The songs range from the introductory poem, Winter’s Coming, a reflection on isolation and the pandemic, through mediations on death and loss (And I Have Been Looking and If Not Today) to The Corner, about homelessness, which as in the UK, is prevalent in Canada. The Dance acknowledges the indigenous people of Canada, and by implication the misappropriation of their land and culture. The musical accompaniment for these remains in the realm of tango; Valeria Matzner’s vocals conjure up a cabaret feel.

Violinist Aparna Halpé provides the lyrics for the songs, with the exception of El Adiós (The Farewell), the 1937 tango classic by Huergo and Clemente and a haunting and heartfelt lament.

But it’s the instrumentals that attracted my attention most and the distinct elements of tango, evoking sadness, nostalgia, elegance and suspense. They have a different feeling to the accordion-led work of someone like Richard Galliano, and there’s a striking interaction between the strings. This is evident in Sybil Shanahan’s cello, effectively portraying melancholic sorrow to the point of despair on Deriva, closely supported by Shannon Wojewoda’s bass line as the strings lay down an angular, staccato rhythm which adds to the anguish.

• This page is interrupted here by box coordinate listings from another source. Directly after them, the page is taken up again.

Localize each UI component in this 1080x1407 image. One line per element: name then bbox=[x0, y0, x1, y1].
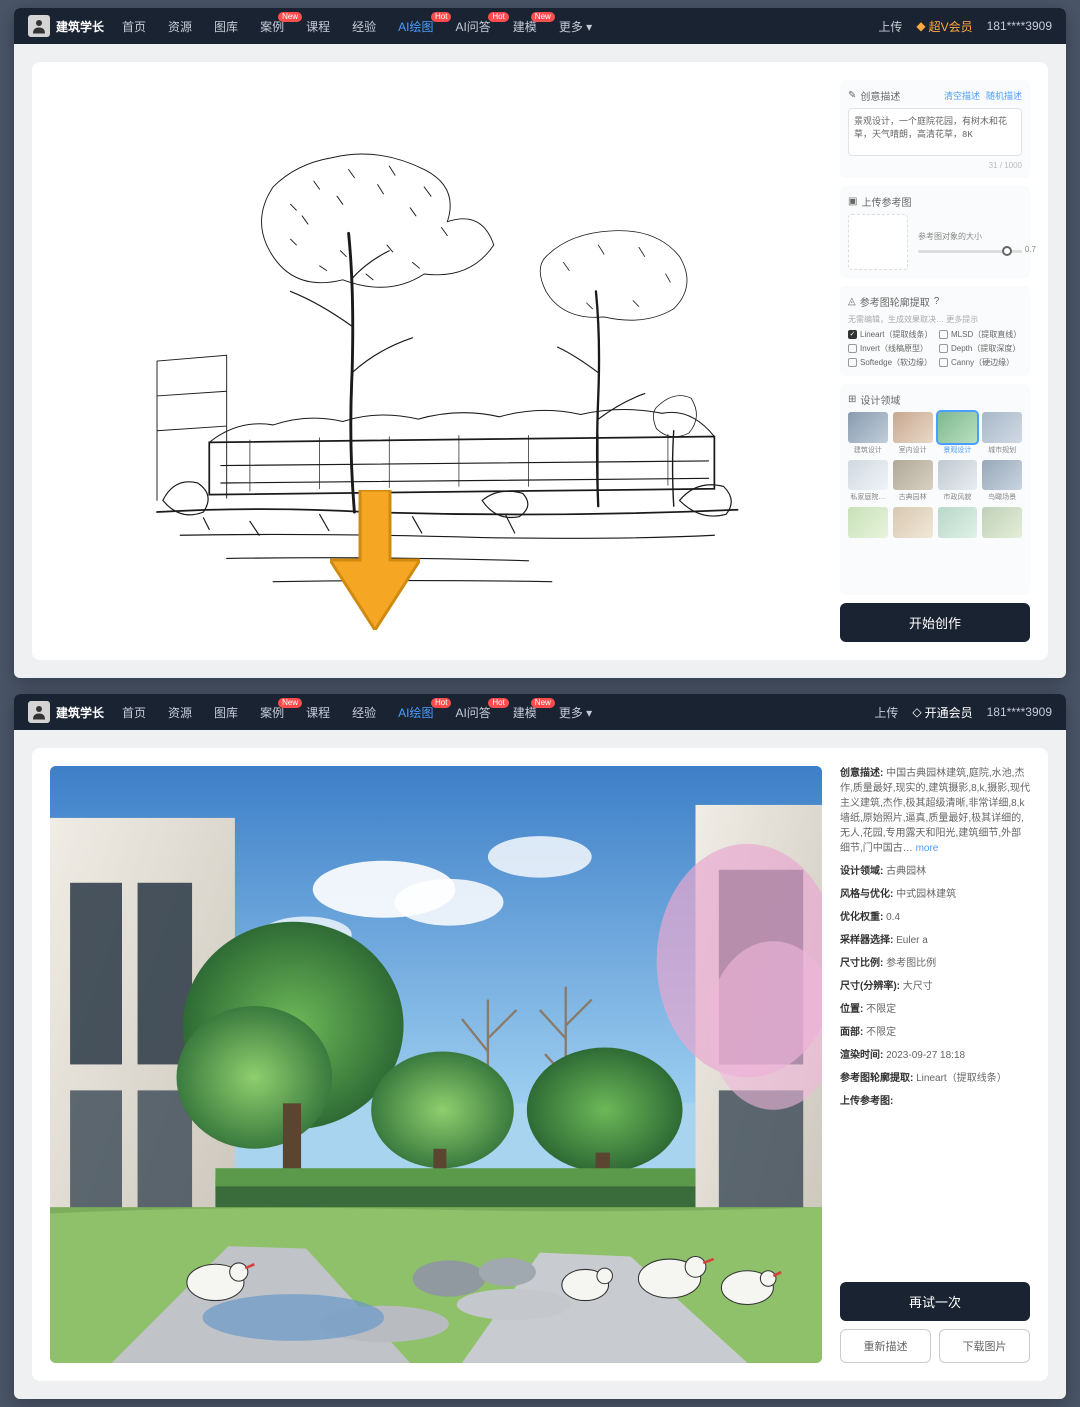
domain-classical[interactable]: 古典园林 bbox=[893, 460, 933, 503]
nav-home[interactable]: 首页 bbox=[122, 704, 146, 721]
domain-public[interactable]: 市政风貌 bbox=[938, 460, 978, 503]
domain-label: 设计领域 bbox=[860, 392, 900, 407]
nav-resource[interactable]: 资源 bbox=[168, 18, 192, 35]
reference-upload-box[interactable] bbox=[848, 214, 908, 270]
nav-ai-draw[interactable]: AI绘图Hot bbox=[398, 704, 433, 721]
nav-more[interactable]: 更多 ▾ bbox=[559, 18, 592, 35]
opt-depth[interactable]: Depth（提取深度） bbox=[939, 343, 1022, 354]
clear-prompt-link[interactable]: 清空描述 bbox=[944, 89, 980, 102]
nav-menu: 首页 资源 图库 案例New 课程 经验 AI绘图Hot AI问答Hot 建模N… bbox=[122, 18, 592, 35]
input-window: 建筑学长 首页 资源 图库 案例New 课程 经验 AI绘图Hot AI问答Ho… bbox=[14, 8, 1066, 678]
more-link[interactable]: more bbox=[916, 843, 939, 854]
domain-bird[interactable]: 鸟瞰场景 bbox=[982, 460, 1022, 503]
char-count: 31 / 1000 bbox=[848, 161, 1022, 170]
render-result-canvas[interactable] bbox=[50, 766, 822, 1363]
output-window: 建筑学长 首页 资源 图库 案例New 课程 经验 AI绘图Hot AI问答Ho… bbox=[14, 694, 1066, 1399]
avatar-icon bbox=[28, 15, 50, 37]
nav-more[interactable]: 更多 ▾ bbox=[559, 704, 592, 721]
opt-invert[interactable]: Invert（线稿原型） bbox=[848, 343, 931, 354]
creative-desc-label: 创意描述: bbox=[840, 768, 883, 779]
nav-exp[interactable]: 经验 bbox=[352, 704, 376, 721]
badge-new: New bbox=[278, 12, 302, 22]
domain-garden[interactable]: 私家庭院… bbox=[848, 460, 888, 503]
sketch-illustration bbox=[69, 94, 802, 628]
nav-gallery[interactable]: 图库 bbox=[214, 18, 238, 35]
nav-cases[interactable]: 案例New bbox=[260, 704, 284, 721]
random-prompt-link[interactable]: 随机描述 bbox=[986, 89, 1022, 102]
nav-exp[interactable]: 经验 bbox=[352, 18, 376, 35]
badge-new: New bbox=[531, 12, 555, 22]
edit-icon: ✎ bbox=[848, 90, 856, 101]
nav-resource[interactable]: 资源 bbox=[168, 704, 192, 721]
creative-desc-value: 中国古典园林建筑,庭院,水池,杰作,质量最好,现实的,建筑摄影,8,k,摄影,现… bbox=[840, 768, 1030, 854]
brand-text: 建筑学长 bbox=[56, 704, 104, 721]
user-phone[interactable]: 181****3909 bbox=[987, 19, 1052, 33]
retry-button[interactable]: 再试一次 bbox=[840, 1282, 1030, 1321]
domain-planning[interactable]: 城市规划 bbox=[982, 412, 1022, 455]
arrow-down-icon bbox=[330, 490, 420, 630]
nav-gallery[interactable]: 图库 bbox=[214, 704, 238, 721]
badge-hot: Hot bbox=[488, 12, 508, 22]
badge-hot: Hot bbox=[431, 12, 451, 22]
grid-icon: ⊞ bbox=[848, 394, 856, 405]
nav-ai-qa[interactable]: AI问答Hot bbox=[455, 18, 490, 35]
user-phone[interactable]: 181****3909 bbox=[987, 705, 1052, 719]
logo[interactable]: 建筑学长 bbox=[28, 15, 104, 37]
prompt-input[interactable] bbox=[848, 108, 1022, 156]
nav-build[interactable]: 建模New bbox=[513, 18, 537, 35]
extract-icon: ◬ bbox=[848, 296, 856, 307]
download-button[interactable]: 下载图片 bbox=[939, 1329, 1030, 1363]
opt-softedge[interactable]: Softedge（软边缘） bbox=[848, 357, 931, 368]
extract-label: 参考图轮廓提取 bbox=[860, 294, 930, 309]
nav-cases[interactable]: 案例New bbox=[260, 18, 284, 35]
logo[interactable]: 建筑学长 bbox=[28, 701, 104, 723]
render-illustration bbox=[50, 766, 822, 1363]
domain-extra1[interactable] bbox=[848, 507, 888, 540]
image-icon: ▣ bbox=[848, 196, 857, 207]
upload-ref-label: 上传参考图 bbox=[861, 194, 911, 209]
domain-extra3[interactable] bbox=[938, 507, 978, 540]
output-detail-panel: 创意描述: 中国古典园林建筑,庭院,水池,杰作,质量最好,现实的,建筑摄影,8,… bbox=[840, 766, 1030, 1363]
nav-courses[interactable]: 课程 bbox=[306, 18, 330, 35]
nav-courses[interactable]: 课程 bbox=[306, 704, 330, 721]
help-icon[interactable]: ? bbox=[934, 296, 940, 307]
nav-build[interactable]: 建模New bbox=[513, 704, 537, 721]
vip-badge[interactable]: ◆ 超V会员 bbox=[916, 18, 972, 35]
ref-intensity-slider[interactable]: 0.7 bbox=[918, 250, 1022, 253]
slider-value: 0.7 bbox=[1025, 245, 1036, 254]
opt-canny[interactable]: Canny（硬边缘） bbox=[939, 357, 1022, 368]
ref-intensity-label: 参考图对象的大小 bbox=[918, 231, 1022, 242]
domain-interior[interactable]: 室内设计 bbox=[893, 412, 933, 455]
slider-thumb[interactable] bbox=[1002, 246, 1012, 256]
nav-home[interactable]: 首页 bbox=[122, 18, 146, 35]
domain-extra2[interactable] bbox=[893, 507, 933, 540]
avatar-icon bbox=[28, 701, 50, 723]
opt-lineart[interactable]: Lineart（提取线条） bbox=[848, 329, 931, 340]
sketch-canvas[interactable] bbox=[50, 80, 822, 642]
opt-mlsd[interactable]: MLSD（提取直线） bbox=[939, 329, 1022, 340]
top-navbar: 建筑学长 首页 资源 图库 案例New 课程 经验 AI绘图Hot AI问答Ho… bbox=[14, 8, 1066, 44]
domain-landscape[interactable]: 景观设计 bbox=[938, 412, 978, 455]
open-vip-link[interactable]: ◇ 开通会员 bbox=[912, 704, 972, 721]
brand-text: 建筑学长 bbox=[56, 18, 104, 35]
reedit-button[interactable]: 重新描述 bbox=[840, 1329, 931, 1363]
extract-subnote: 无需编辑，生成效果取决… 更多提示 bbox=[848, 314, 1022, 325]
start-create-button[interactable]: 开始创作 bbox=[840, 603, 1030, 642]
nav-ai-qa[interactable]: AI问答Hot bbox=[455, 704, 490, 721]
input-side-panel: ✎ 创意描述 清空描述 随机描述 31 / 1000 ▣ 上传参考图 bbox=[840, 80, 1030, 642]
nav-ai-draw[interactable]: AI绘图Hot bbox=[398, 18, 433, 35]
top-navbar-2: 建筑学长 首页 资源 图库 案例New 课程 经验 AI绘图Hot AI问答Ho… bbox=[14, 694, 1066, 730]
prompt-label: 创意描述 bbox=[860, 88, 900, 103]
domain-extra4[interactable] bbox=[982, 507, 1022, 540]
upload-link[interactable]: 上传 bbox=[874, 704, 898, 721]
upload-link[interactable]: 上传 bbox=[878, 18, 902, 35]
domain-arch[interactable]: 建筑设计 bbox=[848, 412, 888, 455]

The slowly altered repetition of Variación is wonderfully dramatic, measured and menacing, with an ominous heartbeat bass; Pompeya is an infectious enticement to practise a fast milonga routine, as is the clapping, beating and what sounds like flamenco footwork of the zapateado Charrua. Fuimos provides an interlude, Eva Wolff soloing, before the drama continues, her bandoneon mingling with the strings on If Not Today and leading into El Adiós.

Whilst not strictly a jazz album, it retains common ground in the rhythmic basis of both tango and jazz, in improvisational elements despite its formality and in the freedom to cut loose through impassioned or emotive phrasing. Thrilling, thought-provoking and enjoyable.


Discography
Winter’s Coming; Deriva; Pompeya; Variacion; And I Have Been Looking; The Corner; Fuimos; If Not Today; YYZ; El Adiós; Charrua; The Dance (39.51)
Valeria Matzner (v); Aparna Halpé, Suhashini Arulanandam (vn); Esme Allen-Creighton (vla); Sybil Shanahan (clo); Shannon Wojewoda (b); Elizabeth Acker (p); Eva Wolff (bandoneon). Toronto and (track 7) Buenos Aires.